The U.S. Department of State’s Bureau of Educational and Cultural Affairs has selected Kenneth Loh, an assistant professor in the Department of Civil and Environmental Engineering at UC Davis, as a 2013 Fulbright Scholar. The award will facilitate Loh’s research efforts at the National Taiwan University in Taipei City, Taiwan.
The recent recipient of an NSF CAREER award, Loh attended Johns Hopkins University for his B.S. in civil engineering. He went on to the University of Michigan, where earned a masters in materials science & engineering and in civil engineering, and a Ph.D. in civil engineering. Loh joined the Department of Civil and Environmental Engineering at UC Davis in 2008.
With the support of the Fulbright scholarship, Loh will work with researchers at National Taiwan University to improve bridge scour understanding with the objective of preventing scour-induced bridge collapses. Bridge scour, or the erosion of earth at bridge foundations by flowing water, is already a leading cause of bridge failures worldwide. This study will characterize and validate a new sensing system that can measure 3D scour hole evolution in space and time. Data from large-scale testing performed at National Taiwan University will be used to improve/update fluid-structure models for evaluating bridge foundation degradation. Model results and assessments of current design practices will be used to improve future design codes in the U.S. and Taiwan.
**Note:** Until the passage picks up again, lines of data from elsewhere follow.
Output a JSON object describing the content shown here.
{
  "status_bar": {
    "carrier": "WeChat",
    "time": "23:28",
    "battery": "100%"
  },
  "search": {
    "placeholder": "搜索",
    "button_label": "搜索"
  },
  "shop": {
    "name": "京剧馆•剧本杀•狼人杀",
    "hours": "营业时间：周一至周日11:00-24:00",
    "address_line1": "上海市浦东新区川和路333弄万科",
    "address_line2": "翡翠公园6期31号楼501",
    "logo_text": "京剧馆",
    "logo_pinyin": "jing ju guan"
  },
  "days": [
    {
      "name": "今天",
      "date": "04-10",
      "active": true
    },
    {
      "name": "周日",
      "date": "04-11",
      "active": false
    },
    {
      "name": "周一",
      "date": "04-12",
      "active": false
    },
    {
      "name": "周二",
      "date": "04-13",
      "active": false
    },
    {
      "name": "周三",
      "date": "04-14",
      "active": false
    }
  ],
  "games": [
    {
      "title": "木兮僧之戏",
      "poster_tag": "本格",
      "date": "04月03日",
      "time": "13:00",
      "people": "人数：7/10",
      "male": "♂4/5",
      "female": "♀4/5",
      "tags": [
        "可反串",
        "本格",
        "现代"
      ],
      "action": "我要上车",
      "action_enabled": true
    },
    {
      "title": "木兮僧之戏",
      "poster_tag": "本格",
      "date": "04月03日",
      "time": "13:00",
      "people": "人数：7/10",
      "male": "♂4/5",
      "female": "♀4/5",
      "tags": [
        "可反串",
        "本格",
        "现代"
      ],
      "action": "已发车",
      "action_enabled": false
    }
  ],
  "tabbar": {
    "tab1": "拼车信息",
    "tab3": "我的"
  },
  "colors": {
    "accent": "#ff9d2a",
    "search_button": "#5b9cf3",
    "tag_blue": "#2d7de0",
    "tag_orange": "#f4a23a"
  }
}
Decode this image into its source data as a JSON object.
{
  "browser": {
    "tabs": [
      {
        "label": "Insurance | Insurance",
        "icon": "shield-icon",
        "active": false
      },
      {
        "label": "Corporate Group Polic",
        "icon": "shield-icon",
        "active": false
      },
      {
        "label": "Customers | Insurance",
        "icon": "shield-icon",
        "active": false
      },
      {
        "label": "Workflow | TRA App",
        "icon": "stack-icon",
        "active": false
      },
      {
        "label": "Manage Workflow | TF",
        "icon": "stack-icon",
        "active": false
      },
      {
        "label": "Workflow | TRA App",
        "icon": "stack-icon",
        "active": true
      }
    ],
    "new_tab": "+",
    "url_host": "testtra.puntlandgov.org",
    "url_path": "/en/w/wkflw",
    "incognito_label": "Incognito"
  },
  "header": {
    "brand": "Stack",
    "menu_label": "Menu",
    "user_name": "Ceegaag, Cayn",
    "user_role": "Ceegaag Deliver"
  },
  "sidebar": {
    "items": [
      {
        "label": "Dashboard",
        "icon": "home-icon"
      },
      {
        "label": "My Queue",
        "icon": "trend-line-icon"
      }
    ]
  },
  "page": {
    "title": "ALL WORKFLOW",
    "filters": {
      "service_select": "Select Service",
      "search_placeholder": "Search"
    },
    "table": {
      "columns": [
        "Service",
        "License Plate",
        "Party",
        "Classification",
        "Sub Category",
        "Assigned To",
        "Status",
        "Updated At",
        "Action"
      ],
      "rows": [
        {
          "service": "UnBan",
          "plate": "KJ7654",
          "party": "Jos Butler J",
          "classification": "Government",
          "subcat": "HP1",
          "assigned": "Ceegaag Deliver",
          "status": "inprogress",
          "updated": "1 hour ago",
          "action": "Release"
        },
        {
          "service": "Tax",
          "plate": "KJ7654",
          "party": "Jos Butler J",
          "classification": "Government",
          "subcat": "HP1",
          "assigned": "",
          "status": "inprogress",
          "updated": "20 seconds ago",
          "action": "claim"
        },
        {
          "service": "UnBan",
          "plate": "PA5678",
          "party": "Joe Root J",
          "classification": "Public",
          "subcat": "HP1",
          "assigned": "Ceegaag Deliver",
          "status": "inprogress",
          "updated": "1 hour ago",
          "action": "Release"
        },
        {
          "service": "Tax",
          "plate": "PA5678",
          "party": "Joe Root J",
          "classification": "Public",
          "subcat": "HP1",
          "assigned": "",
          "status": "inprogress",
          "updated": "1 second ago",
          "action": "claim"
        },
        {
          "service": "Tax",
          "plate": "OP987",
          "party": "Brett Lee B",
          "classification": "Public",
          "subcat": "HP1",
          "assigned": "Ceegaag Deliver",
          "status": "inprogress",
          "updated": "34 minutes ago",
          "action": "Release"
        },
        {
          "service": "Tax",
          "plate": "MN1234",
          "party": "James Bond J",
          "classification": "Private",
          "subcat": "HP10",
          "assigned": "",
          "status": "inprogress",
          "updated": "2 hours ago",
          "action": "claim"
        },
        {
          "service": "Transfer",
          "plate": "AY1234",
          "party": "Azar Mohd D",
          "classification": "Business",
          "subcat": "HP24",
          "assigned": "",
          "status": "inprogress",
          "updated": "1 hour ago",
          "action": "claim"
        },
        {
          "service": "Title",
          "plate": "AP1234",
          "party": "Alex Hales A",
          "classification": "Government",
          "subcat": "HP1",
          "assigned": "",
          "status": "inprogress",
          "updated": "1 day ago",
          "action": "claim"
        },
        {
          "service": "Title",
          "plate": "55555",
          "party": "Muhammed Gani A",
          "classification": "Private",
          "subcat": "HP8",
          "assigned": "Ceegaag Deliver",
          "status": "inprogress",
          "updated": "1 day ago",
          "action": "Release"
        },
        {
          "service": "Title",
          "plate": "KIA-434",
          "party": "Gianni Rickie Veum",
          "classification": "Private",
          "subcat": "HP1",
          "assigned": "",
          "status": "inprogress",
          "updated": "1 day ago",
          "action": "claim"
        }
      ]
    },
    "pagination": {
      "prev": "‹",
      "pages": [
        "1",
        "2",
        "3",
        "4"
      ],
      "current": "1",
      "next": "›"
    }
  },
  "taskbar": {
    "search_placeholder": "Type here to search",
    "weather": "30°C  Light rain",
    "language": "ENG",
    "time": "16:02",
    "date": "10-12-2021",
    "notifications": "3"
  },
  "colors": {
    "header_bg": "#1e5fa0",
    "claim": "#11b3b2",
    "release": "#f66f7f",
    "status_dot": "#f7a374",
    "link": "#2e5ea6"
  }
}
The Fulbright Program is the flagship international educational exchange program sponsored by the U.S. government and is designed to “increase mutual understanding between the people of the United States and the people of other countries.” With this goal as a starting point, the Fulbright Program has provided almost 300,000 participants—chosen for their academic merit and leadership potential — with the opportunity to study, teach and conduct research, exchange ideas and contribute to finding solutions to shared international concerns. The Fulbright Program was established in 1946 under legislation introduced by then-Senator J. William Fulbright of Arkansas. The Fulbright Program is sponsored by the U.S. Department of State’s Bureau of Educational and Cultural Affairs. The Fulbright Program awards approximately 7,500 new grants annually. Currently, the Fulbright Program operates in over 155 countries worldwide. Fulbright scholars have become heads of state, judges, ambassadors, cabinet ministers, CEOs, university presidents, journalists, artists, professors and teachers. They have been awarded 43 Nobel Prizes.